Danny Leiner directed that first film, but he did not return for either of its followups. After more than a decade away from the franchise, the filmmaker has an idea to bring the series back, but with a twist. On the latest episode of Adi Shankar's Bootleg Universe Pitch Show (watch it above), Leiner explained his idea for a dark, dramatic Harold & Kumar reboot.
Citing his desire to spread his wings as a director, Leiner reveals that his idea involves the two protagonists "working their way out of the urban vice," an environment that sees Harold and Kumar dealing with drugs, their parents, and the various challenges growing up presents as they try to break free from the ghetto. Leiner states that since this is a clean reboot, the ethnicities of the characters could change. He pitches a story of two white males living in a bad part of New Jersey, for example.

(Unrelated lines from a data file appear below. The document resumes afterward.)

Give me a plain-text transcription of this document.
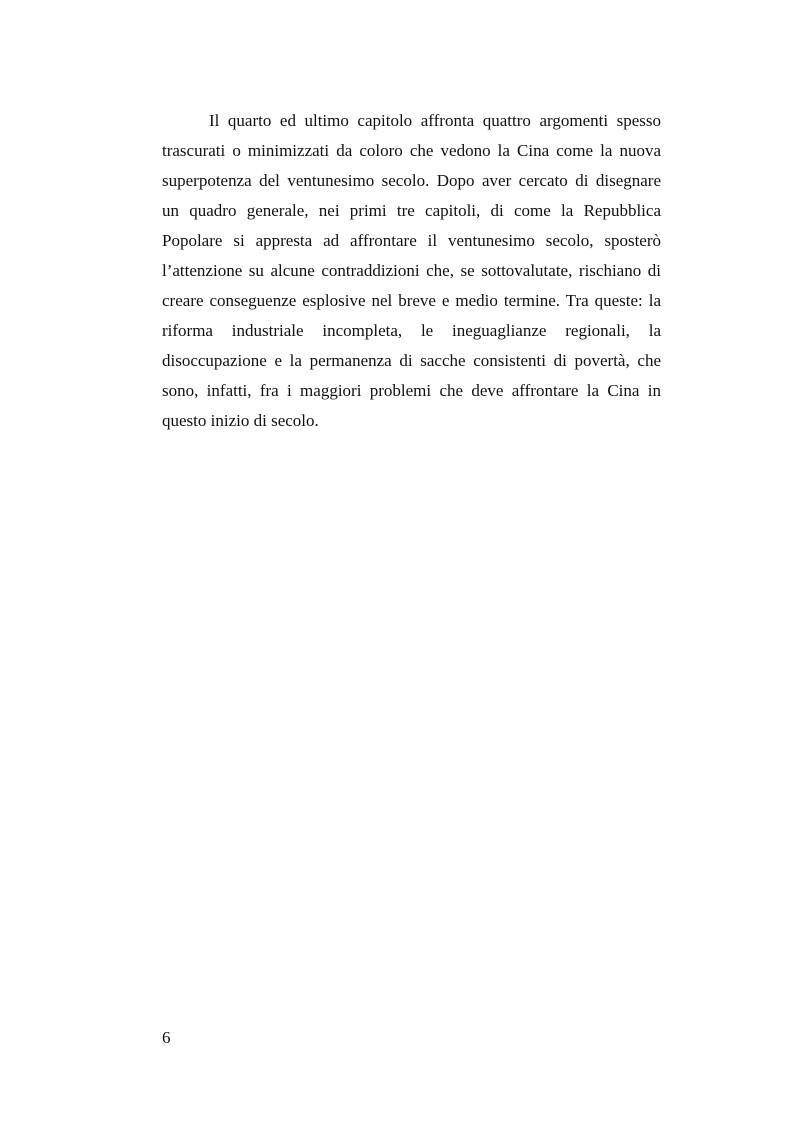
Il quarto ed ultimo capitolo affronta quattro argomenti spesso
trascurati o minimizzati da coloro che vedono la Cina come la nuova
superpotenza del ventunesimo secolo. Dopo aver cercato di disegnare
un quadro generale, nei primi tre capitoli, di come la Repubblica
Popolare si appresta ad affrontare il ventunesimo secolo, sposterò
l’attenzione su alcune contraddizioni che, se sottovalutate, rischiano di
creare conseguenze esplosive nel breve e medio termine. Tra queste: la
riforma industriale incompleta, le ineguaglianze regionali, la
disoccupazione e la permanenza di sacche consistenti di povertà, che
sono, infatti, fra i maggiori problemi che deve affrontare la Cina in
questo inizio di secolo.
6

Leiner makes a point to say that the characteristics and goals of Harold and Kumar would be the same from his original comedy; Kumar is growing up and struggling with the transition into adulthood, while Harold has to learn what it takes to become a man. The only difference is that the reboot approaches this premise from a far more serious angle. Instead of smoking weed, Leiner proposes the two friends are hooked on cocaine or meth as they struggle with school and employment. They make an effort to kick their drug habit by embarking on a road trip together (possibly stopping to get a burger along the way) and try to figure out the next step of their lives.
In terms of casting, Leiner suggests that Shankar himself would be a great choice for Kumar. He envisions Bobby Lee (who made a cameo in the first film as Kenneth Park) portraying the new Harold, saying that Lee possesses the depth it would take to convincingly pull off a disturbing performance. In place of Neil Patrick Harris' memorable role as himself, Leiner would use Ryan Gosling (citing Gosling's prowess as a dramatic actor) as someone who meets up with Harold and Kumar on their road trip. Gosling is starting to loosen up and have some fun with his movie choices (see: The Nice Guys), but there's no denying he has the dramatic chops for a truly unsettling turn.
It's a fascinating concept, and there's no limit to how far Leiner is willing to go. He cites Requiem for a Dream as a primary source of influence, which hammers home the "no laughs" mantra he reiterates throughout the video. As shocking and off-putting as it might be, this pitch would arguably be the best way to handle a Harold & Kumar reboot. Essentially remaking the first movie with the same tone would be pointless, but going in a whole different direction with such a drastic shift would give the franchise a new level of intrigue. If Hollywood were to ever take Leiner up on his idea, it could even be an Oscar contender.